Downtown Long Beach officially has a reason to celebrate: The former Lupe’s space at 3rd Street and The Promenade, which has been shuttered since January of this year, has officially signed on a new tenant—and it’s from folks who have long been a staple in the DTLB scene.
Jay Krymis and Michel Verdi, husband-and-wife owners of Padre and Mezcalero in DTLB, will be taking on the space, filling a much needed hole at the Mosaic retail-restaurant-residential complex that watched both Lupe’s and its neighbor, Portuguese Bend Distilling, close, with the latter doing so in a dramatic fashion before filing for bankruptcy.
The pair have long been searching for a new home: With the announcement that the building which houses Padre and Mezcalero at 525 E. Broadway will eventually be demolished to make way for a residential development, their entire team has been teetering on when, exactly, the closure would come—leading them on their years long search.

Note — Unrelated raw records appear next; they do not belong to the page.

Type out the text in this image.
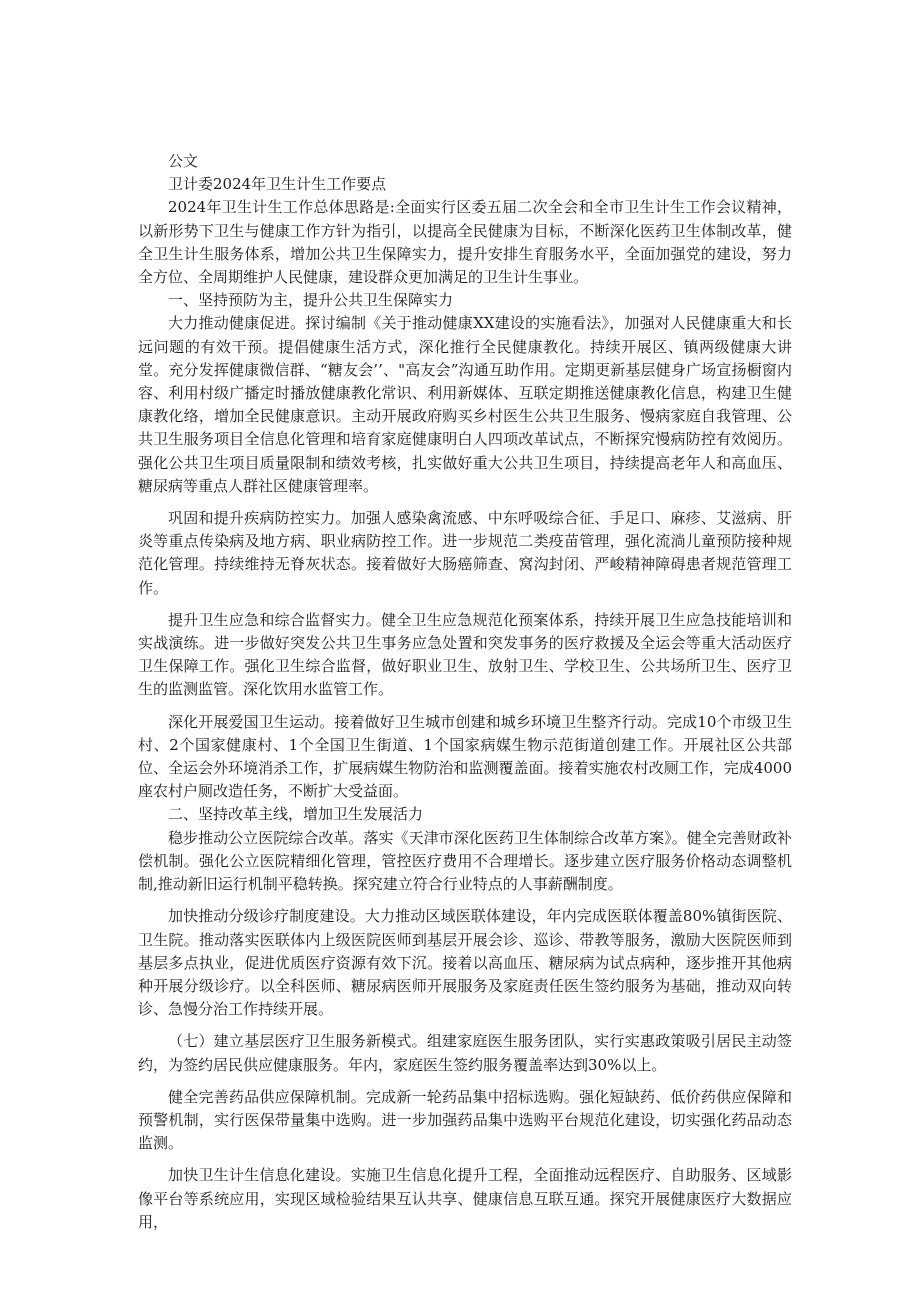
公文

卫计委2024年卫生计生工作要点

2024年卫生计生工作总体思路是:全面实行区委五届二次全会和全市卫生计生工作会议精神，以新形势下卫生与健康工作方针为指引，以提高全民健康为目标，不断深化医药卫生体制改革，健全卫生计生服务体系，增加公共卫生保障实力，提升安排生育服务水平，全面加强党的建设，努力全方位、全周期维护人民健康，建设群众更加满足的卫生计生事业。

一、坚持预防为主，提升公共卫生保障实力

大力推动健康促进。探讨编制《关于推动健康XX建设的实施看法》，加强对人民健康重大和长远问题的有效干预。提倡健康生活方式，深化推行全民健康教化。持续开展区、镇两级健康大讲堂。充分发挥健康微信群、“糖友会’’、"高友会”沟通互助作用。定期更新基层健身广场宣扬橱窗内容、利用村级广播定时播放健康教化常识、利用新媒体、互联定期推送健康教化信息，构建卫生健康教化络，增加全民健康意识。主动开展政府购买乡村医生公共卫生服务、慢病家庭自我管理、公共卫生服务项目全信息化管理和培育家庭健康明白人四项改革试点，不断探究慢病防控有效阅历。强化公共卫生项目质量限制和绩效考核，扎实做好重大公共卫生项目，持续提高老年人和高血压、糖尿病等重点人群社区健康管理率。

巩固和提升疾病防控实力。加强人感染禽流感、中东呼吸综合征、手足口、麻疹、艾滋病、肝炎等重点传染病及地方病、职业病防控工作。进一步规范二类疫苗管理，强化流淌儿童预防接种规范化管理。持续维持无脊灰状态。接着做好大肠癌筛查、窝沟封闭、严峻精神障碍患者规范管理工作。

提升卫生应急和综合监督实力。健全卫生应急规范化预案体系，持续开展卫生应急技能培训和实战演练。进一步做好突发公共卫生事务应急处置和突发事务的医疗救援及全运会等重大活动医疗卫生保障工作。强化卫生综合监督，做好职业卫生、放射卫生、学校卫生、公共场所卫生、医疗卫生的监测监管。深化饮用水监管工作。

深化开展爱国卫生运动。接着做好卫生城市创建和城乡环境卫生整齐行动。完成10个市级卫生村、2个国家健康村、1个全国卫生街道、1个国家病媒生物示范街道创建工作。开展社区公共部位、全运会外环境消杀工作，扩展病媒生物防治和监测覆盖面。接着实施农村改厕工作，完成4000座农村户厕改造任务，不断扩大受益面。

二、坚持改革主线，增加卫生发展活力

稳步推动公立医院综合改革。落实《天津市深化医药卫生体制综合改革方案》。健全完善财政补偿机制。强化公立医院精细化管理，管控医疗费用不合理增长。逐步建立医疗服务价格动态调整机制,推动新旧运行机制平稳转换。探究建立符合行业特点的人事薪酬制度。

加快推动分级诊疗制度建设。大力推动区域医联体建设，年内完成医联体覆盖80%镇街医院、卫生院。推动落实医联体内上级医院医师到基层开展会诊、巡诊、带教等服务，激励大医院医师到基层多点执业，促进优质医疗资源有效下沉。接着以高血压、糖尿病为试点病种，逐步推开其他病种开展分级诊疗。以全科医师、糖尿病医师开展服务及家庭责任医生签约服务为基础，推动双向转诊、急慢分治工作持续开展。

（七）建立基层医疗卫生服务新模式。组建家庭医生服务团队，实行实惠政策吸引居民主动签约，为签约居民供应健康服务。年内，家庭医生签约服务覆盖率达到30%以上。

健全完善药品供应保障机制。完成新一轮药品集中招标选购。强化短缺药、低价药供应保障和预警机制，实行医保带量集中选购。进一步加强药品集中选购平台规范化建设，切实强化药品动态监测。

加快卫生计生信息化建设。实施卫生信息化提升工程，全面推动远程医疗、自助服务、区域影像平台等系统应用，实现区域检验结果互认共享、健康信息互联互通。探究开展健康医疗大数据应用，
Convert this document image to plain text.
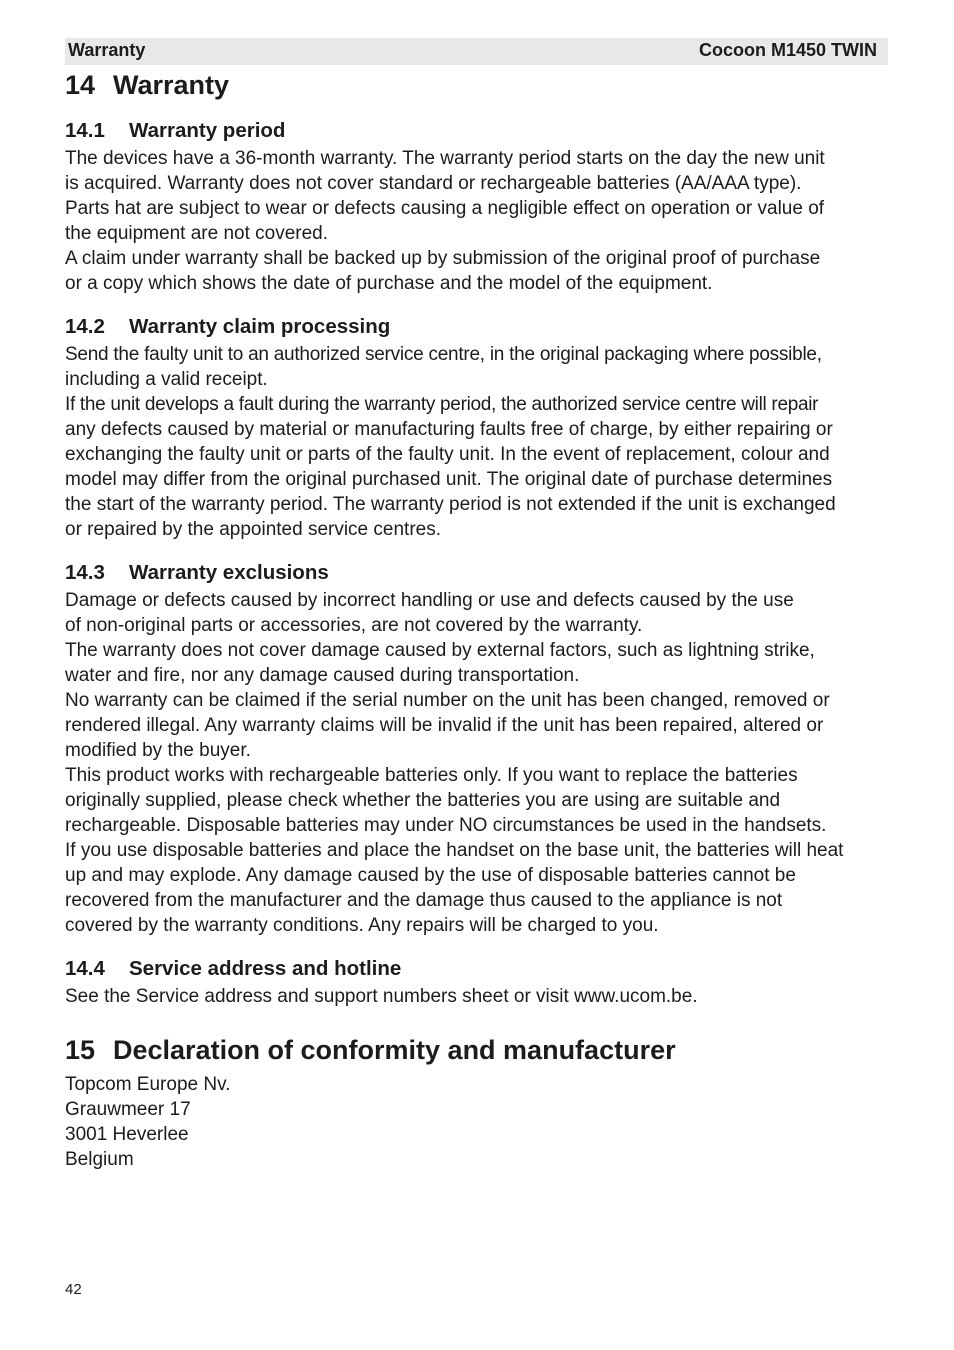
Warranty	Cocoon M1450 TWIN
14 Warranty
14.1 Warranty period

The devices have a 36-month warranty. The warranty period starts on the day the new unit

is acquired. Warranty does not cover standard or rechargeable batteries (AA/AAA type).

Parts hat are subject to wear or defects causing a negligible effect on operation or value of

the equipment are not covered.

A claim under warranty shall be backed up by submission of the original proof of purchase

or a copy which shows the date of purchase and the model of the equipment.

14.2 Warranty claim processing

Send the faulty unit to an authorized service centre, in the original packaging where possible,

including a valid receipt.

If the unit develops a fault during the warranty period, the authorized service centre will repair

any defects caused by material or manufacturing faults free of charge, by either repairing or

exchanging the faulty unit or parts of the faulty unit. In the event of replacement, colour and

model may differ from the original purchased unit. The original date of purchase determines

the start of the warranty period. The warranty period is not extended if the unit is exchanged

or repaired by the appointed service centres.

14.3 Warranty exclusions

Damage or defects caused by incorrect handling or use and defects caused by the use

of non-original parts or accessories, are not covered by the warranty.

The warranty does not cover damage caused by external factors, such as lightning strike,

water and fire, nor any damage caused during transportation.

No warranty can be claimed if the serial number on the unit has been changed, removed or

rendered illegal. Any warranty claims will be invalid if the unit has been repaired, altered or

modified by the buyer.

This product works with rechargeable batteries only. If you want to replace the batteries

originally supplied, please check whether the batteries you are using are suitable and

rechargeable. Disposable batteries may under NO circumstances be used in the handsets.

If you use disposable batteries and place the handset on the base unit, the batteries will heat

up and may explode. Any damage caused by the use of disposable batteries cannot be

recovered from the manufacturer and the damage thus caused to the appliance is not

covered by the warranty conditions. Any repairs will be charged to you.

14.4 Service address and hotline

See the Service address and support numbers sheet or visit www.ucom.be.

15 Declaration of conformity and manufacturer

Topcom Europe Nv.

Grauwmeer 17

3001 Heverlee

Belgium

42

“The space at Mosaic really was a serendipitous happening,” Krymis said, who mentioned he was fearful he would have to find a space outside of DLTB to move Padre—that is, if he was going to move Padre at all or go with an entirely new concept.
In the beautifully direct words of Verdi herself: “It’s a beautiful space where I can have a drink at the outside bar and feel a gust of wind blow across my ass. What is there not to love?”
“Me and the team are kinda divided on what we plan on doing,” Krymis said. “Padre is a strong name in Long Beach and it would make sense for us to simply move it for the brand recognition. But the space at Lupe’s itself is entirely different and we definitely want to alter the feel… We want the space to feel a bit more lived-in, a bit more warm, a bit more casual.”
Krymis and his team are pretty certain of one thing: They aren’t aiming to lift an elevated restaurant from the dead in the space, insisting that DTLB needs places where someone visits multiple times a week rather once every few months—and in all frankness, he is right. Downtown is an essential cog for the entire city but both its neighborhood residents and citywide residents need to have more casual options where a bill for two won’t always been over $100.
“There should be a place in Downtown that has pitchers, that has shareables, that has an extensive happy hour—that’s a hangout more than an elevated space that is held off for special occasions,” Krymis said. “Not a club, not hyper-food-focused space; more like a neighborhood bar with good bites that you love coming to over and over.”
Jay and Michel are no strangers to this: The pair ran FUBAR—arguably West Hollywood’s most antithetical queer bar on Santa Monica to ever exist, eschewing the pretty’n’perfect for the raunchy’n’raw—for almost the entirety of their professional lives before formally closing its doors in the pandemic, only to open another queer joint down the street from FUBAR: Schmitty’s, though having just opened, feels like it’s been a part of Boystown for not just years but decades, where posters celebrating queer rights movements, artists like David Bowie and Cher, and adult coloring books line its walls and tables.
And that feel—something that exudes nostalgia, comfort, lived in-ness—is something DTLB could severely use as it rediscovers its identity post-pandemic.
“Ultimately, whether it’s called Padre or something else, we want it to be for the neighborhood—and for the good and the bad,” Krymis said. “The place you go to celebrate a promotion or the place you go to remember someone you lost. Those types of social spaces are important and essential—and we want to be a part of that.”
The future space will be located at 301 The Promenade N. and they are expected to be open by the end of the year.